18 апреля Петр нанес королю прощальный визит. Их отношения несколько остыли после того, как Петру стало известно, что Вильгельм приложил руку к предстоящему заключению мира между австрийским императором и султаном. Конечно, Вильгельму всего важнее было помочь империи Габсбургов выпутаться из войны на Балканах, чтобы затем обратить ее силы против единственного врага, который имел значение для Вильгельма, – Франции. И тем не менее последняя их встреча в Кенсингтонском дворце была дружественной. Царь раздал 120 гиней королевской челяди, что, по мнению одного очевидца, «было больше, чем они заслуживали, так как они вели себя с ним очень нагло». Адмиралу Митчеллу, который его сопровождал и был при нем переводчиком, Петр преподнес сорок соболей и шесть кусков узорчатого шелка – щедрый подарок. Тогда же Петр якобы вынул из кармана маленький сверток в коричневой бумаге и вручил его королю в знак дружбы и признательности. Говорят, развернув его, Вильгельм обнаружил великолепный неограненный алмаз. По другой версии, это был огромный необработанный рубин, достойный «увенчать корону Британской империи».
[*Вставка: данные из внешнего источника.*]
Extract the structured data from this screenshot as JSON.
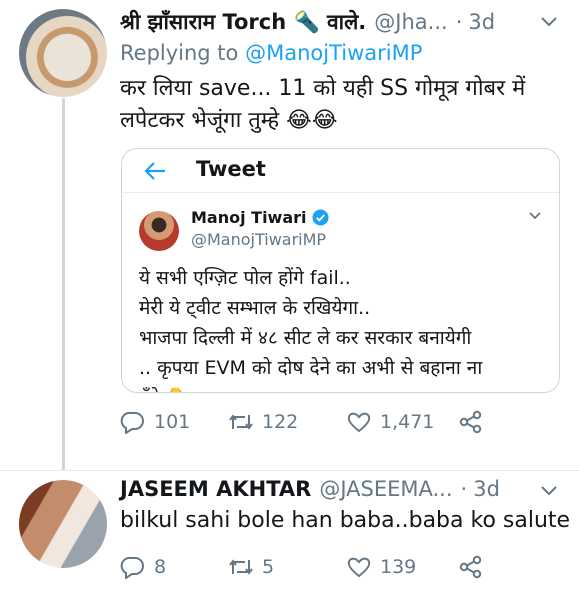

2 мая Петр скрепя сердце покинул Лондон. Он в последний раз наведался в Тауэр и на монетный двор в самый день отъезда, пока его свита ждала на борту «Ройял трэнспорт», а когда яхта пошла вниз по реке, Петр велел остановиться и бросить якорь в Вулидже, чтобы еще раз сойти на берег и проститься с Ромни в арсенале. Вновь подняв паруса, «Ройял трэнспорт» в сумерки достиг Грейвсенда, и там царь опять велел стать на якорь. Наутро, сопровождаемый Кармартеном, который шел на собственной яхте «Перегрин», Петр направился в военно-морской порт Чатем. Там, перейдя на «Перегрин», царь сделал круг по гавани и с восхищением глядел на пришвартованные огромные трехпалубные линейные корабли. Вместе с Кармартеном он поднялся на три военных корабля – «Британию», «Триумф», и «Ассосиэйшн», а потом их отвезли в шлюпке на берег, чтобы осмотреть военно-морские склады.
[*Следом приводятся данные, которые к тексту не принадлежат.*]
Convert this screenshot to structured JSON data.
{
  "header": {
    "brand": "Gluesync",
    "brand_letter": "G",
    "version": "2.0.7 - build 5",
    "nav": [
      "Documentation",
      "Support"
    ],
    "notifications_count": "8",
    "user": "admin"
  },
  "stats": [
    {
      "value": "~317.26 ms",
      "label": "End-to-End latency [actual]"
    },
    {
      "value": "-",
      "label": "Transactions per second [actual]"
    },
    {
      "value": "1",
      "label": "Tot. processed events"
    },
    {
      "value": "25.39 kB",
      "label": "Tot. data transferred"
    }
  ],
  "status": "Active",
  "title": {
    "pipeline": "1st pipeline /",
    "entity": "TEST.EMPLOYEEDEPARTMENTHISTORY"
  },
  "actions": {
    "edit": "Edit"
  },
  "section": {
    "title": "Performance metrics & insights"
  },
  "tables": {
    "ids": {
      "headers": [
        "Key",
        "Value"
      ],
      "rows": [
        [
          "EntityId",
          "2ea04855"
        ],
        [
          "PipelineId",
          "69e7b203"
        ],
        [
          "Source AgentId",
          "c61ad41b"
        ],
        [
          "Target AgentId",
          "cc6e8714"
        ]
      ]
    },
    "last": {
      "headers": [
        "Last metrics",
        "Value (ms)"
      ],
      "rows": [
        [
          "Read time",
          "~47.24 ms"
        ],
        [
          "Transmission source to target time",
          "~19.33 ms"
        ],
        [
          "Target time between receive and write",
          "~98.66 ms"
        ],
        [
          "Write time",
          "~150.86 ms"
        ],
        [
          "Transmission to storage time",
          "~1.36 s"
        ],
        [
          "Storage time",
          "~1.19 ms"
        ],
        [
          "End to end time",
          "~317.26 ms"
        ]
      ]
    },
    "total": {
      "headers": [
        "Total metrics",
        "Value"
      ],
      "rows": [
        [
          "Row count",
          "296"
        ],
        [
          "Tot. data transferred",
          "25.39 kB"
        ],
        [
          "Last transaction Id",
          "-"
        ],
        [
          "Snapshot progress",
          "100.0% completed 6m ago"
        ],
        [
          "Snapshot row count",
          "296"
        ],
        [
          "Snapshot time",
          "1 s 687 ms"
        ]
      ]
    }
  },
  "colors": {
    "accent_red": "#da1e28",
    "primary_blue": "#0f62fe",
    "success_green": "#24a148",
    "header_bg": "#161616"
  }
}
Следующим утром «Ройял трэнспорт» поднял якорь и вышел в Маргейт, где Темза вливается в море. Тут его встретила военно-морская эскадра под командованием старого знакомого, адмирала Митчелла, которой предстояло проводить царя в Голландию. Переход был бурный, – на вкус большинства русских, на борту острых ощущений могло бы быть и поменьше, но Петр наслаждался видом волн, с шипением захлестывавших палубу[64].
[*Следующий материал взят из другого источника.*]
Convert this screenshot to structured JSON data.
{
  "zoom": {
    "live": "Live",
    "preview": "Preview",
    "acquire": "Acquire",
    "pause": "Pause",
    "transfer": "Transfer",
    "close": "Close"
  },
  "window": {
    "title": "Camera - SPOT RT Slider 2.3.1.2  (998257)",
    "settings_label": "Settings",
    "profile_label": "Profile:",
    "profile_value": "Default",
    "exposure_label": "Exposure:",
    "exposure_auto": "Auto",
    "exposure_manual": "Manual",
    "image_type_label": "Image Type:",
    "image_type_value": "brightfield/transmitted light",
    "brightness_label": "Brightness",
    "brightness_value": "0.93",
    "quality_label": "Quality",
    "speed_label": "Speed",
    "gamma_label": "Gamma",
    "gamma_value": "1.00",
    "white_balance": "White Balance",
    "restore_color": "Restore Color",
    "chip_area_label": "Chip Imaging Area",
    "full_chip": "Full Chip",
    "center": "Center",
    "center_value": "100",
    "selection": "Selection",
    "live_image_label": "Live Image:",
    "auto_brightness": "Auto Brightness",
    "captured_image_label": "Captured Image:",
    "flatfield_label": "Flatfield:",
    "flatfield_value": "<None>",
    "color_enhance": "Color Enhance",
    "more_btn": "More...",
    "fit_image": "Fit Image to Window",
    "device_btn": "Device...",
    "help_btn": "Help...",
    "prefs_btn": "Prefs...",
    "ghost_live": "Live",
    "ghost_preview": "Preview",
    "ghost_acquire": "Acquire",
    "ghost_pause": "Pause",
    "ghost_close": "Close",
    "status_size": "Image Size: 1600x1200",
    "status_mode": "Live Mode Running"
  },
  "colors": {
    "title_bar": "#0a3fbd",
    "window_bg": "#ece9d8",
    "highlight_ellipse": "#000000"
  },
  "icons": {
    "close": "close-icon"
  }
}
Петр никогда больше не ездил в Англию, но навсегда сохранил о ней самые приятные воспоминания. Там ему многое пришлось по сердцу: отсутствие церемоний, деятельный и умелый монарх и правительство, добрая выпивка и добрая беседа – про корабли, пушки, фейерверки. С Вильгельмом они не сблизились, но король распахнул для Петра все двери, открыл доступ на верфи, на монетный двор, на литейные заводы, продемонстрировал свой флот, позволил русским беседовать с кем угодно и делать записи. Петр преисполнился признательности и увез в душе глубочайшее уважение не только к английскому кораблестроению и мастерству, но и к острову в целом. Однажды в России он сказал Перри, что «если бы не побывал в Англии, то, конечно, был бы растяпой». Более того, продолжал Перри, «Его Величество часто заявлял своим боярам, когда бывал слегка навеселе, что, по его мнению, куда лучше быть адмиралом в Англии, чем царем в России». «Англия, – говаривал Петр, – самый лучший и прекрасный остров в мире».